About three times a week I meet with venture fund companies and walk through an orchestrated dance which goes something like this:

  • They take immediate control and explain who they are.
  • They move onto their company and the size of their fund.
  • They show they have interest in my company’s specific space with relevant examples, all be it a thin veneer.
  • They explain how they are totally unique in being proactive on the board, helping with corporate introductions etc.
  • “If” they’re affiliated with a large corporation, they make overtones to driving technology recommendations and sometimes acquisitions.

Then, they turn over the call to me to walk through:

  • The history of the company.
  • The problem statement we’re going after.
  • Execution to date (hero numbers) and strategic direction moving forward.

Pleasantries now occur with vague encouragement from both sides followed by a few more pointed questions as their real and obvious intent:

  • How large is the company?
  • What’s the revenue, current and projected?
  • What’s the burn rate?
  • What the funding round and investment table look like?
  • How much runway do we have left?

Once complete they then head into the board placements and attempt to show current or past synergies with them followed by another round of pleasantries and a discussion about timing for the next check in meeting.

Partially these discussions are for their own research on the space, and partially they are to ensure that they have a potential seat at the table for the next round of financing. I would caveat there is a slight twist angle on a company that also does M&A who spend the 2nd part of the meeting telling you that “now is the time” to sell.

If they have done any homework apart from reading the “Who’s Hot CRN List,” then they generally mention Spark and Storm and how we compare. The conversation moves rapidly into the exclamation of the market being “noisy.”

This last comment is a consistent and interesting one. It’s akin to someone coming up to you and saying “wow, you’re wearing blue pants!” You know that’s true, but you’re not exactly sure if this is a good thing or a bad thing.

So is it better to be in a market where you’re unique, or is it better to be in a market where there’s a feeding frenzy?

My hunch is that a noisy market is better, although it has its own set of ugly problems. It doesn’t inherently say there is money there today, or it’s possible to be successful with any business model, BUT it does show that the puck is either there or heading there in some shape or form.

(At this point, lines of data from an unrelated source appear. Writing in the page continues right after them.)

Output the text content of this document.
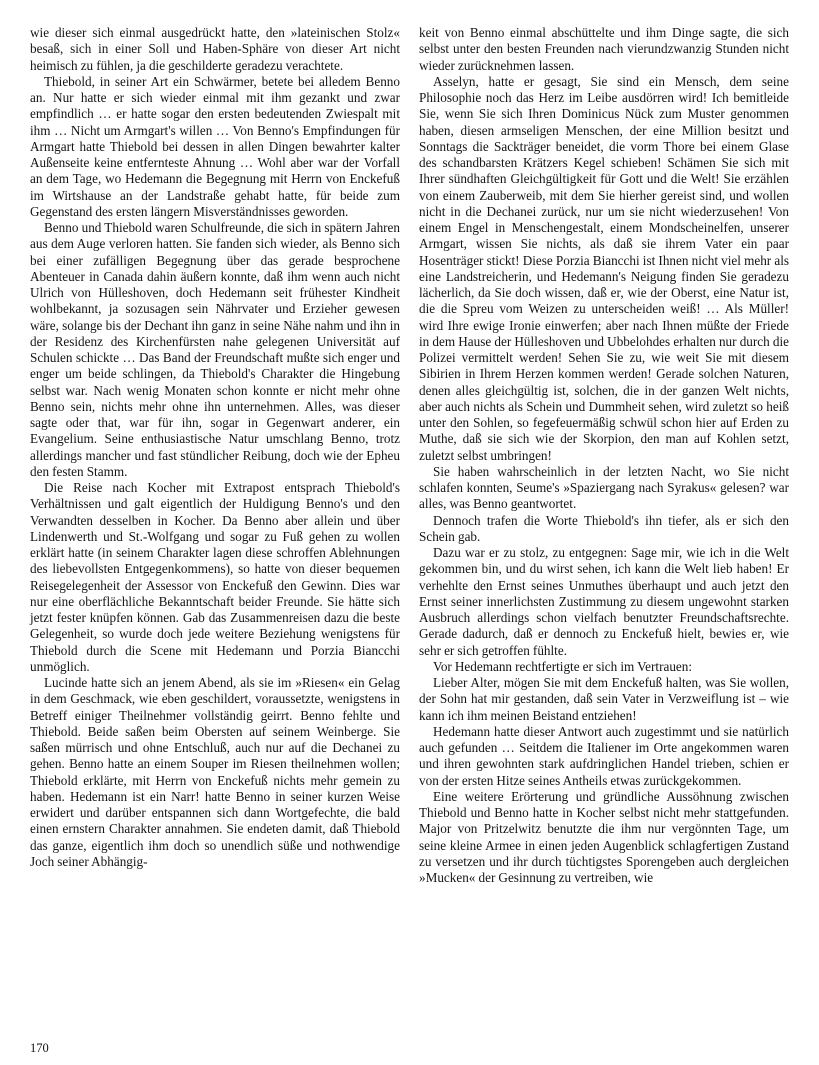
wie dieser sich einmal ausgedrückt hatte, den »lateinischen Stolz« besaß, sich in einer Soll und Haben-Sphäre von dieser Art nicht heimisch zu fühlen, ja die geschilderte geradezu verachtete.

Thiebold, in seiner Art ein Schwärmer, betete bei alledem Benno an. Nur hatte er sich wieder einmal mit ihm gezankt und zwar empfindlich … er hatte sogar den ersten bedeutenden Zwiespalt mit ihm … Nicht um Armgart's willen … Von Benno's Empfindungen für Armgart hatte Thiebold bei dessen in allen Dingen bewahrter kalter Außenseite keine entfernteste Ahnung … Wohl aber war der Vorfall an dem Tage, wo Hedemann die Begegnung mit Herrn von Enckefuß im Wirtshause an der Landstraße gehabt hatte, für beide zum Gegenstand des ersten längern Misverständnisses geworden.

Benno und Thiebold waren Schulfreunde, die sich in spätern Jahren aus dem Auge verloren hatten. Sie fanden sich wieder, als Benno sich bei einer zufälligen Begegnung über das gerade besprochene Abenteuer in Canada dahin äußern konnte, daß ihm wenn auch nicht Ulrich von Hülleshoven, doch Hedemann seit frühester Kindheit wohlbekannt, ja sozusagen sein Nährvater und Erzieher gewesen wäre, solange bis der Dechant ihn ganz in seine Nähe nahm und ihn in der Residenz des Kirchenfürsten nahe gelegenen Universität auf Schulen schickte … Das Band der Freundschaft mußte sich enger und enger um beide schlingen, da Thiebold's Charakter die Hingebung selbst war. Nach wenig Monaten schon konnte er nicht mehr ohne Benno sein, nichts mehr ohne ihn unternehmen. Alles, was dieser sagte oder that, war für ihn, sogar in Gegenwart anderer, ein Evangelium. Seine enthusiastische Natur umschlang Benno, trotz allerdings mancher und fast stündlicher Reibung, doch wie der Epheu den festen Stamm.

Die Reise nach Kocher mit Extrapost entsprach Thiebold's Verhältnissen und galt eigentlich der Huldigung Benno's und den Verwandten desselben in Kocher. Da Benno aber allein und über Lindenwerth und St.-Wolfgang und sogar zu Fuß gehen zu wollen erklärt hatte (in seinem Charakter lagen diese schroffen Ablehnungen des liebevollsten Entgegenkommens), so hatte von dieser bequemen Reisegelegenheit der Assessor von Enckefuß den Gewinn. Dies war nur eine oberflächliche Bekanntschaft beider Freunde. Sie hätte sich jetzt fester knüpfen können. Gab das Zusammenreisen dazu die beste Gelegenheit, so wurde doch jede weitere Beziehung wenigstens für Thiebold durch die Scene mit Hedemann und Porzia Biancchi unmöglich.

Lucinde hatte sich an jenem Abend, als sie im »Riesen« ein Gelag in dem Geschmack, wie eben geschildert, voraussetzte, wenigstens in Betreff einiger Theilnehmer vollständig geirrt. Benno fehlte und Thiebold. Beide saßen beim Obersten auf seinem Weinberge. Sie saßen mürrisch und ohne Entschluß, auch nur auf die Dechanei zu gehen. Benno hatte an einem Souper im Riesen theilnehmen wollen; Thiebold erklärte, mit Herrn von Enckefuß nichts mehr gemein zu haben. Hedemann ist ein Narr! hatte Benno in seiner kurzen Weise erwidert und darüber entspannen sich dann Wortgefechte, die bald einen ernstern Charakter annahmen. Sie endeten damit, daß Thiebold das ganze, eigentlich ihm doch so unendlich süße und nothwendige Joch seiner Abhängig-

keit von Benno einmal abschüttelte und ihm Dinge sagte, die sich selbst unter den besten Freunden nach vierundzwanzig Stunden nicht wieder zurücknehmen lassen.

Asselyn, hatte er gesagt, Sie sind ein Mensch, dem seine Philosophie noch das Herz im Leibe ausdörren wird! Ich bemitleide Sie, wenn Sie sich Ihren Dominicus Nück zum Muster genommen haben, diesen armseligen Menschen, der eine Million besitzt und Sonntags die Sackträger beneidet, die vorm Thore bei einem Glase des schandbarsten Krätzers Kegel schieben! Schämen Sie sich mit Ihrer sündhaften Gleichgültigkeit für Gott und die Welt! Sie erzählen von einem Zauberweib, mit dem Sie hierher gereist sind, und wollen nicht in die Dechanei zurück, nur um sie nicht wiederzusehen! Von einem Engel in Menschengestalt, einem Mondscheinelfen, unserer Armgart, wissen Sie nichts, als daß sie ihrem Vater ein paar Hosenträger stickt! Diese Porzia Biancchi ist Ihnen nicht viel mehr als eine Landstreicherin, und Hedemann's Neigung finden Sie geradezu lächerlich, da Sie doch wissen, daß er, wie der Oberst, eine Natur ist, die die Spreu vom Weizen zu unterscheiden weiß! … Als Müller! wird Ihre ewige Ironie einwerfen; aber nach Ihnen müßte der Friede in dem Hause der Hülleshoven und Ubbelohdes erhalten nur durch die Polizei vermittelt werden! Sehen Sie zu, wie weit Sie mit diesem Sibirien in Ihrem Herzen kommen werden! Gerade solchen Naturen, denen alles gleichgültig ist, solchen, die in der ganzen Welt nichts, aber auch nichts als Schein und Dummheit sehen, wird zuletzt so heiß unter den Sohlen, so fegefeuermäßig schwül schon hier auf Erden zu Muthe, daß sie sich wie der Skorpion, den man auf Kohlen setzt, zuletzt selbst umbringen!

Sie haben wahrscheinlich in der letzten Nacht, wo Sie nicht schlafen konnten, Seume's »Spaziergang nach Syrakus« gelesen? war alles, was Benno geantwortet.

Dennoch trafen die Worte Thiebold's ihn tiefer, als er sich den Schein gab.

Dazu war er zu stolz, zu entgegnen: Sage mir, wie ich in die Welt gekommen bin, und du wirst sehen, ich kann die Welt lieb haben! Er verhehlte den Ernst seines Unmuthes überhaupt und auch jetzt den Ernst seiner innerlichsten Zustimmung zu diesem ungewohnt starken Ausbruch allerdings schon vielfach benutzter Freundschaftsrechte. Gerade dadurch, daß er dennoch zu Enckefuß hielt, bewies er, wie sehr er sich getroffen fühlte.

Vor Hedemann rechtfertigte er sich im Vertrauen:

Lieber Alter, mögen Sie mit dem Enckefuß halten, was Sie wollen, der Sohn hat mir gestanden, daß sein Vater in Verzweiflung ist – wie kann ich ihm meinen Beistand entziehen!

Hedemann hatte dieser Antwort auch zugestimmt und sie natürlich auch gefunden … Seitdem die Italiener im Orte angekommen waren und ihren gewohnten stark aufdringlichen Handel trieben, schien er von der ersten Hitze seines Antheils etwas zurückgekommen.

Eine weitere Erörterung und gründliche Aussöhnung zwischen Thiebold und Benno hatte in Kocher selbst nicht mehr stattgefunden. Major von Pritzelwitz benutzte die ihm nur vergönnten Tage, um seine kleine Armee in einen jeden Augenblick schlagfertigen Zustand zu versetzen und ihr durch tüchtigstes Sporengeben auch dergleichen »Mucken« der Gesinnung zu vertreiben, wie

170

Here’s a slightly old but still relevant map of what a client might be facing when building out their Big Data practice:

A quiet market shows one of two things, either you’re a genius or deluded. I would humbly posit the more likely scenario is the latter.

Traversing this complex wave should start with you figuring out what you ideally want to accomplish. Then you layer on the reality of what internal expertise you have to accomplish the desired result.

In general, the larger the dedicated team and the more skilled, the more options you have to employ.

Big Data is hard, and there is no getting away from that. Nirvana doesn’t exist without hard graft so either you do it yourself, have someone do it for you, or you set your sights a little below utter world dominance.

I thought I would be 6ft 4in, able to carry off wearing leather pants and would definitely be the next James Bond after seeing Roger Moore in Live and Let Live, but that didn’t exactly work out!

There isn’t such a thing as a real-time Big Data analytics application that can be self-assembled by a part time IT contractor. There are tools that can help visualize simple data tasks or massage real-time queries to a fixed or tepid data lake, but the pipeline flows are hand crafted and very personal to your given situation. Sure you can purchase 90% solutions, but as you add dimensional computing, complexity, scale, rules, ML AND mission criticality, you build increasingly complex pipelines that require a diverse set of skilled labor.

The beating heart of any business is analytics, and the faster you garner insight and take action, the more success you will enjoy.

Net net, this market is busy with lots of companies shouting aspirational messages, so it’s prudent to start with some quiet time to check your kit bag. What do you need to accomplish? What resources can you dedicate to it? And once you have this determined, you work up from there.

Think Big, Act Fast. MAaGA (Make Analytics A Great Advantage).